Rick Warren, the evangelical pastor who drew fire last January when he gave the invocation at President Obama's inauguration, is to be lauded for his fortitude. In a videotaped statement released last week, Warren condemned proposed legislation in Uganda that would increase penalties for homosexual behavior. (Earlier versions included the death penalty for certain homosexual acts. Now homosexuality—and advocating for homosexuals—are merely criminal acts, subject to stiff fines and long prison terms.) "I completely oppose" the law, Warren said. He called it "unjust, extreme, and un-Christian."
Excellent. Righteous, even. But I can't help wondering: what took him so long?
Media stories began to connect Warren to the Uganda law back in October, when reporters discovered that one of its main boosters was a Ugandan pastor named Martin Ssempa, who had long been friendly with both Warren and his wife, Kay. (Ssempa is one of many African pastors whom the Warrens have befriended in their efforts to fight disease and poverty on that continent.) When questioned about his affiliation with Ssempa, Warren said in a statement: "In 2007 we completely severed contact with Mr. Ssempa when we learned that his views and actions were in serious conflict with our own."
But what did Warren—who believes that homosexual acts are unbiblical and yet has devoted himself to solving the problem of HIV/AIDS—think about the law? I repeatedly asked him through a spokesman and finally got this response: "It is not my personal calling as a pastor in America to comment or interfere in the political process of other nations." This circulated widely, on talk shows and blogs. Observers wondered, rightly, why genocide would engender such a tepid reaction. Moreover, it simply wasn't true. Warren has spoken out on politics, most recently on Meet the Press over Thanksgiving weekend, when he called abortion "a holocaust." Finally, after seeking counsel from friends and advisers—and after a long list of centrist pastors opposed the law—Warren did the right thing. But the six-week lag makes Warren appear indecisive—or, at the very least, too worried about his access. The Uganda law has no upside.
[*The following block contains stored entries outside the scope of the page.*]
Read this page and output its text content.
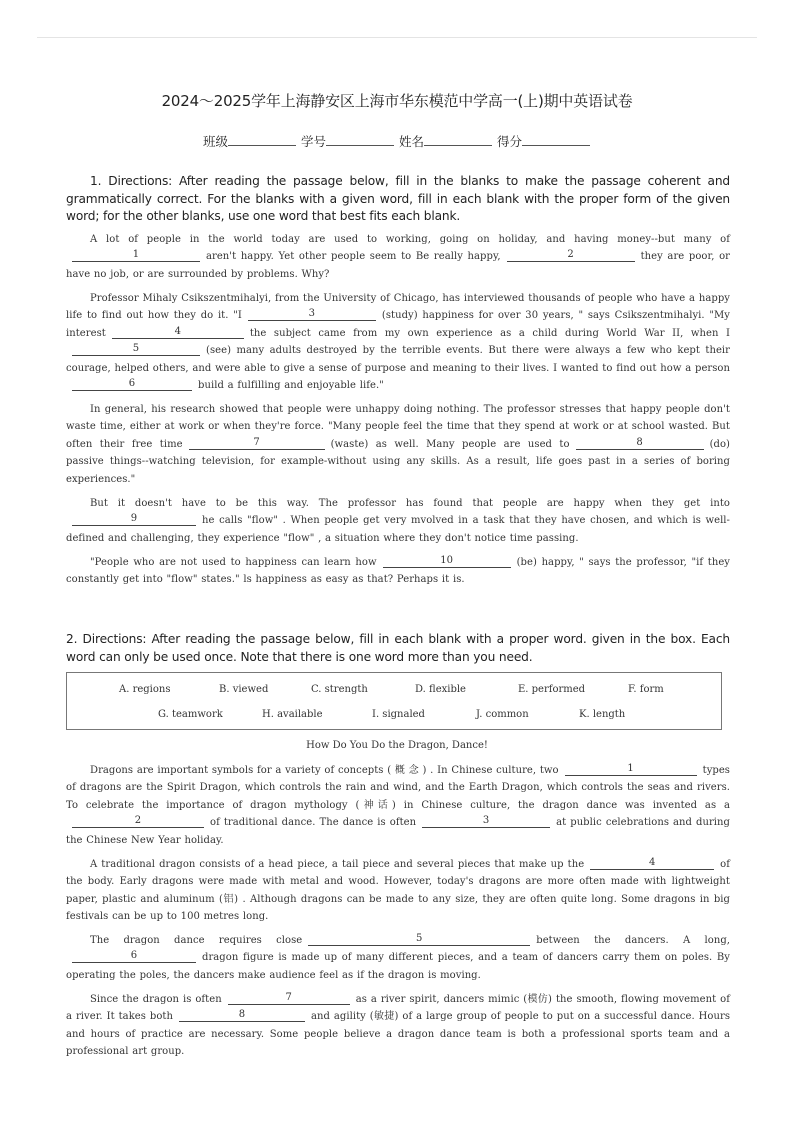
2024～2025学年上海静安区上海市华东模范中学高一(上)期中英语试卷
班级	学号	姓名	得分
1. Directions: After reading the passage below, fill in the blanks to make the passage coherent and grammatically correct. For the blanks with a given word, fill in each blank with the proper form of the given word; for the other blanks, use one word that best fits each blank.
A lot of people in the world today are used to working, going on holiday, and having money--but many of1	aren't happy. Yet other people seem to Be really happy,	2	they are poor, or have no job, or are surrounded by problems. Why?
Professor Mihaly Csikszentmihalyi, from the University of Chicago, has interviewed thousands of people who have a happy life to find out how they do it. "I	3	(study) happiness for over 30 years, " says Csikszentmihalyi. "My interest	4	the subject came from my own experience as a child during World War II, when I5	(see) many adults destroyed by the terrible events. But there were always a few who kept their courage, helped others, and were able to give a sense of purpose and meaning to their lives. I wanted to find out how a person6	build a fulfilling and enjoyable life."
In general, his research showed that people were unhappy doing nothing. The professor stresses that happy people don't waste time, either at work or when they're force. "Many people feel the time that they spend at work or at school wasted. But often their free time	7	(waste) as well. Many people are used to	8	(do) passive things--watching television, for example-without using any skills. As a result, life goes past in a series of boring experiences."
But it doesn't have to be this way. The professor has found that people are happy when they get into9	he calls "flow" . When people get very mvolved in a task that they have chosen, and which is well-defined and challenging, they experience "flow" , a situation where they don't notice time passing.
"People who are not used to happiness can learn how	10	(be) happy, " says the professor, "if they constantly get into "flow" states." ls happiness as easy as that? Perhaps it is.
2. Directions: After reading the passage below, fill in each blank with a proper word. given in the box. Each word can only be used once. Note that there is one word more than you need.
A. regions	B. viewed	C. strength	D. flexible	E. performed	F. form
G. teamwork	H. available	I. signaled	J. common	K. length
How Do You Do the Dragon, Dance!
Dragons are important symbols for a variety of concepts ( 概 念 ) . In Chinese culture, two	1	types of dragons are the Spirit Dragon, which controls the rain and wind, and the Earth Dragon, which controls the seas and rivers. To celebrate the importance of dragon mythology (神话) in Chinese culture, the dragon dance was invented as a2	of traditional dance. The dance is often	3	at public celebrations and during the Chinese New Year holiday.
A traditional dragon consists of a head piece, a tail piece and several pieces that make up the	4	of the body. Early dragons were made with metal and wood. However, today's dragons are more often made with lightweight paper, plastic and aluminum (铝) . Although dragons can be made to any size, they are often quite long. Some dragons in big festivals can be up to 100 metres long.
The dragon dance requires close	5	between the dancers. A long,6	dragon figure is made up of many different pieces, and a team of dancers carry them on poles. By operating the poles, the dancers make audience feel as if the dragon is moving.
Since the dragon is often	7	as a river spirit, dancers mimic (模仿) the smooth, flowing movement of a river. It takes both	8	and agility (敏捷) of a large group of people to put on a successful dance. Hours and hours of practice are necessary. Some people believe a dragon dance team is both a professional sports team and a professional art group.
The generous interpretation here is that Warren is working within the mainstream evangelical tradition. Following the model of Billy Graham, Warren has long proclaimed himself "a pastor, not a politician." He has preferred to work for good behind the scenes. To alienate Ugandan leaders by speaking out against them could, from this perspective, reduce his ability to help those who need him most. In Uganda, says Kapya Kaoma, an Anglican priest from Zambia, "people are used to watching Rick Warren on TV and listening to him on the radio, so he's like a celebrity. Everyone wants to shake his hand." It is hard, no doubt, to give that up.
But Graham always added a caveat: certain moral wrongs—slavery, for example—were so obvious that a Christian needed to act "publicly and without a hint of equivocation," says Grant Wacker, a professor at Duke at work on a book about Graham. "If this issue were presented to a young Billy Graham today, I think he would have instantly condemned it," he says. He calls Warren's hesitancy "shocking."
In a harsher light, Warren's equivocations look like those of a politician trying to wriggle out of a tight spot without sacrificing his popularity. Since The Purpose Driven Life catapulted him to fame in 2002, Warren has been in an unenviable position: he is the conservative evangelical, who—through the force of his charisma and the clarity of his Gospel message—is palatable even to those on the left who, like Warren, are committed to doing good. The problem for Warren is this: his positions on homosexuality are controversial. Articulating them too clearly might alienate his allies who disagree with him, as I do. And so he wavers. When asked on Meet the Press to explain his support for the anti-gay-marriage proposition in California, he offered a lesson in hairsplitting. "I only mentioned it one time, and I mentioned it to my own congregation," he said. Any follower of the Jeremiah Wright morality tale knows that whatever you say one time to your congregation can—in an instant—be cable-news fodder. Warren arrived on the world stage through his authenticity. So to him I make this plea: Your Uganda statement was a good, brave start. Continue to say what's on your heart, and earn back the trust of your opponents.